Der Häuptling hatte die Stimme gesenkt, als fürchte er, seine Worte könnten irgendeinen verborgenen Feind anlocken. Die Frauen aber brachen in laute Jammerlaute aus.

„Wo er hinkommt, muß alles sterben. Er schneidet die Bäume an und stiehlt ihnen das Blut. Er tötet die Männer des Jaguarvolkes, und er zwingt Frauen und Kinder, den Bäumen das Blut zu nehmen, einen ganzen Fluß von diesem Blut will er jeden Tag trinken, und er läßt die Frauen und die Kinder der Jaguarleute mit Peitschen schlagen, wenn sie ihm davon nicht genug bringen. Wo der Waldfresser hinkommt, dort stirbt der Wald, und dort sterben die Menschen."

Das Klagegeschrei der Frauen hatte sich zu schrillen Rufen gesteigert und brach jetzt jäh ab. Die wenigen Männer hockten schweigend, mit finsteren Gesichtern, da. Sie waren gute Jäger, und sie waren gute Krieger, sie kannten den Wald, und sie kannten den Fluß, jetzt aber waren sie mit einer neuen, unerklärlichen und grausamen Macht zusammengestoßen, gegen die sie sich hilflos fühlten, und sie waren voll abergläubischer Furcht.
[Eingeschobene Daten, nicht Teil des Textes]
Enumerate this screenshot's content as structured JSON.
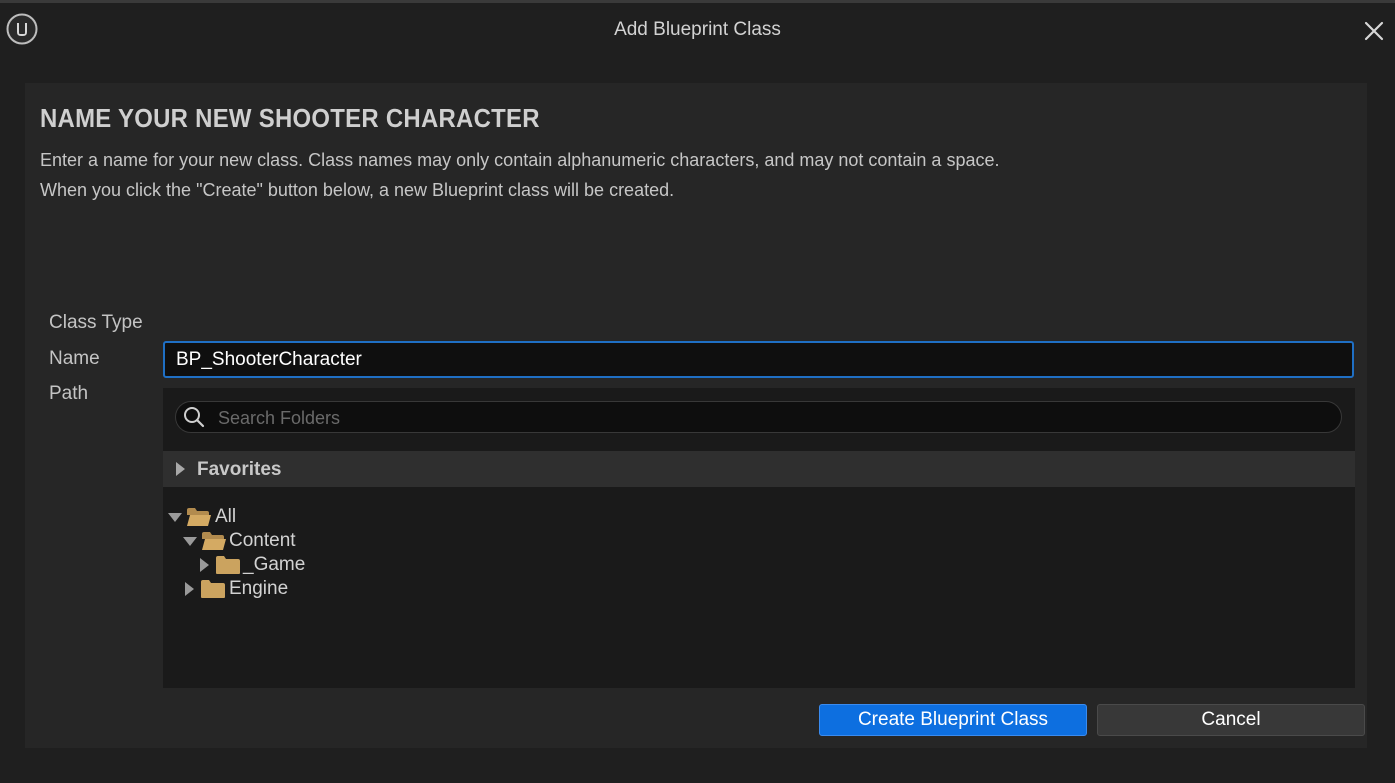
{
  "window": {
    "title": "Add Blueprint Class"
  },
  "dialog": {
    "heading": "NAME YOUR NEW SHOOTER CHARACTER",
    "description_line1": "Enter a name for your new class. Class names may only contain alphanumeric characters, and may not contain a space.",
    "description_line2": "When you click the \"Create\" button below, a new Blueprint class will be created."
  },
  "form": {
    "class_type_label": "Class Type",
    "name_label": "Name",
    "name_value": "BP_ShooterCharacter",
    "path_label": "Path"
  },
  "path_browser": {
    "search_placeholder": "Search Folders",
    "favorites_label": "Favorites",
    "tree": [
      {
        "label": "All",
        "expanded": true,
        "depth": 0
      },
      {
        "label": "Content",
        "expanded": true,
        "depth": 1
      },
      {
        "label": "_Game",
        "expanded": false,
        "depth": 2
      },
      {
        "label": "Engine",
        "expanded": false,
        "depth": 1
      }
    ]
  },
  "buttons": {
    "create_label": "Create Blueprint Class",
    "cancel_label": "Cancel"
  },
  "colors": {
    "accent": "#0d6fe0",
    "focus_border": "#1f6fc4",
    "folder": "#c9a15e",
    "background": "#1f1f1f"
  },
  "icons": {
    "logo": "unreal-engine-logo",
    "close": "close-icon",
    "search": "search-icon",
    "folder": "folder-icon"
  }
}
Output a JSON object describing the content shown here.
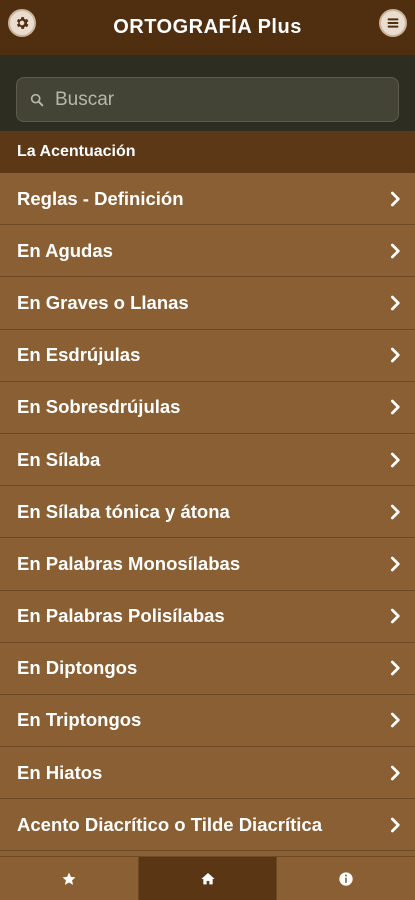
{
  "header": {
    "title": "ORTOGRAFÍA Plus",
    "settings_icon": "gear-icon",
    "menu_icon": "hamburger-menu-icon"
  },
  "search": {
    "placeholder": "Buscar",
    "value": ""
  },
  "section": {
    "title": "La Acentuación"
  },
  "items": [
    {
      "label": "Reglas - Definición"
    },
    {
      "label": "En Agudas"
    },
    {
      "label": "En Graves o Llanas"
    },
    {
      "label": "En Esdrújulas"
    },
    {
      "label": "En Sobresdrújulas"
    },
    {
      "label": "En Sílaba"
    },
    {
      "label": "En Sílaba tónica y átona"
    },
    {
      "label": "En Palabras Monosílabas"
    },
    {
      "label": "En Palabras Polisílabas"
    },
    {
      "label": "En Diptongos"
    },
    {
      "label": "En Triptongos"
    },
    {
      "label": "En Hiatos"
    },
    {
      "label": "Acento Diacrítico o Tilde Diacrítica"
    }
  ],
  "bottom_nav": {
    "tabs": [
      {
        "icon": "star-icon",
        "active": false
      },
      {
        "icon": "home-icon",
        "active": true
      },
      {
        "icon": "info-icon",
        "active": false
      }
    ]
  },
  "colors": {
    "header_bg": "#4f2f10",
    "search_band_bg": "#2e2d22",
    "section_bg": "#5c3816",
    "list_bg": "#8a5f33",
    "active_tab_bg": "#5a3614"
  }
}
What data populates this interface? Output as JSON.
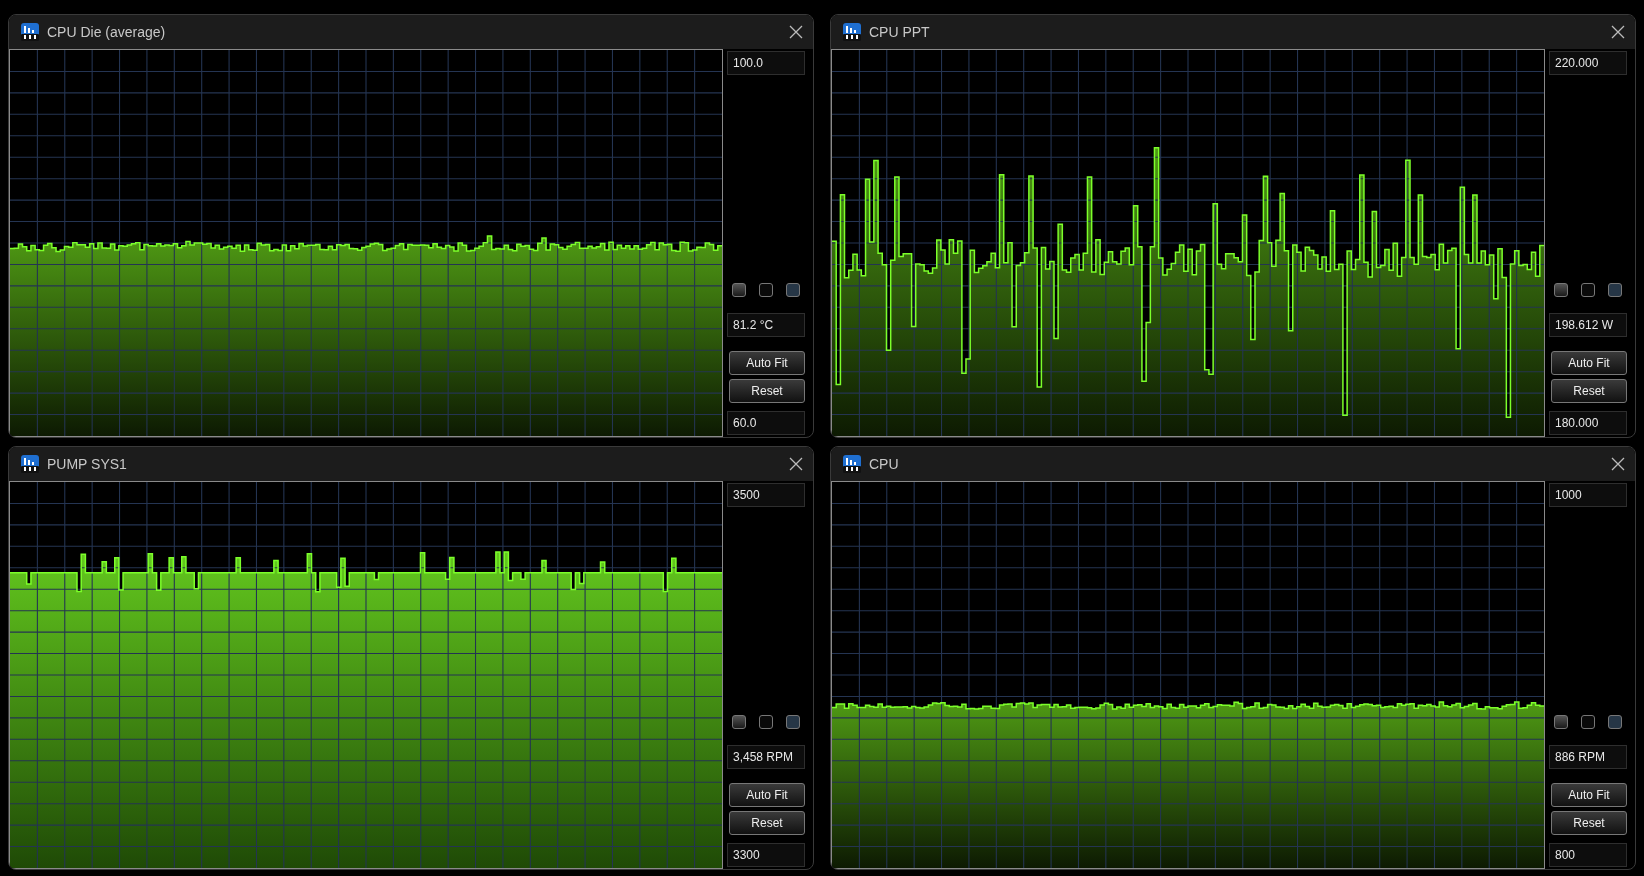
{
  "windows": [
    {
      "title": "CPU Die (average)",
      "max": "100.0",
      "value": "81.2 °C",
      "min": "60.0",
      "buttons": [
        "Auto Fit",
        "Reset"
      ]
    },
    {
      "title": "CPU PPT",
      "max": "220.000",
      "value": "198.612 W",
      "min": "180.000",
      "buttons": [
        "Auto Fit",
        "Reset"
      ]
    },
    {
      "title": "PUMP SYS1",
      "max": "3500",
      "value": "3,458 RPM",
      "min": "3300",
      "buttons": [
        "Auto Fit",
        "Reset"
      ]
    },
    {
      "title": "CPU",
      "max": "1000",
      "value": "886 RPM",
      "min": "800",
      "buttons": [
        "Auto Fit",
        "Reset"
      ]
    }
  ]
}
Desto genauer wußte Renato, wovon der Häuptling sprach. Er wußte es aus Erfahrung, und jeder Satz und jedes Wort beschworen Erinnerungen an die bitterste Zeit seines Lebens, deren Ende Barbasco gewesen war. Zum erstenmal seit langem spürte er wieder die Narben auf seinem Rücken.

Kautschuksammler hatten, wahrscheinlich vom Norden, von kolumbianischem Gebiet her, einen Weg in dieses Waldland gefunden. Und hier, wo es keine Zeugen gab und niemand sie hemmte, hatten sie die Schreckensherrschaft errichtet, die er so gut kannte, gegen die er rebelliert hatte, und der Preis der vergeblichen Rebellion war das Leben eines Geächteten unter den Jaguarleuten und schließlich das Zuchthaus gewesen.